Album | JP Harris – Sometimes Dogs Bark At Nothing

Joshua Pless Harris seems to be the essence of a Kris Kristofferson song: “walking contradiction, partly truth, partly fiction.” Yet Harris has lived enough in 35 years for three men, leaving home at 14, hopping trains, working as a sheet metal scrapper, orchard worker, farmer labourer, heavy equipment operator, logger, historic restoration carpenter, and occasionally making albums of real country music. Sometimes Dogs Bark At Nothing is one of those from a man who knows exactly what he’s talking about.

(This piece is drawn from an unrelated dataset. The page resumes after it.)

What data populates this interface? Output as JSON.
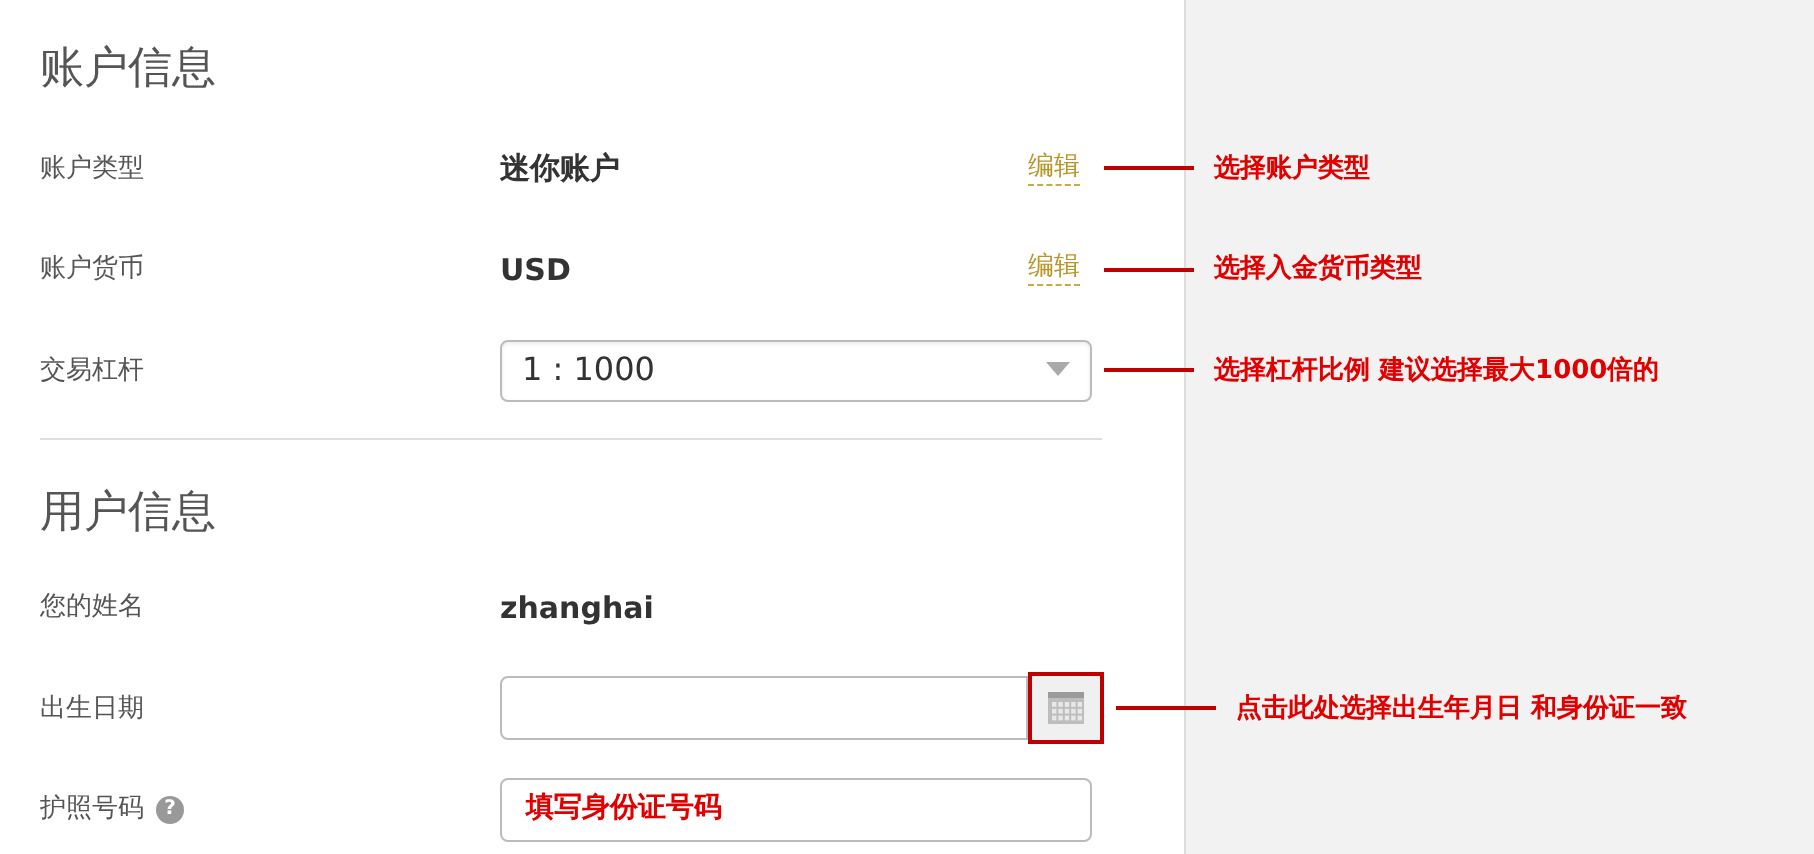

Produced by Morgan Jahnig, the standup bassist in Old Crow Medicine Show, there’s an essential vibe to the music that comes from the instructions participants were given. Harris told them, “Take five days to think about these songs. Please write notes of whatever ideas come to mind. Please don’t talk to each other about it. Let’s all just get in the studio on day one and compare notes as we go.” Clearly that approach paid off.

The album crackles with energy. Southern rock doesn’t come any more spirited than on ‘JP’s Florida Blues’, recounting Harris’s escapades when it was “85 and snowing.”

‘When I Quit Drinking’ takes a hard look at the not necessarily good old days when a bottle was his best friend, over a bed of acoustic and steel guitar. Revealingly it also details that problem alcoholics face: “When I quit drinking, I start thinking about starting up again.” Clearly not the sort of song featured on today’s country radio.

‘Sometimes Dogs Bark At Nothing’ questions why we do the insane things we do, especially when we already know exactly what we need. At its essence the song is simply an acoustic guitar, a slide guitar, and the truth. “Why did I go out looking for answers at the all night bars with the pole dancers, when the truth was waiting in a warm bed back at home?” These are lessons that have been learned the hard way, which is sometimes the only way.

This is country music in the tradition of Waylon and Willie and every other insane cowboy who insists on keep the music pure while singing the truth. JP Harris doesn’t just sing these songs, he inhabits every one of them. That we are offered a peak inside the low lights, high life, and the man who inhabited both is a rare opportunity to witness his truth.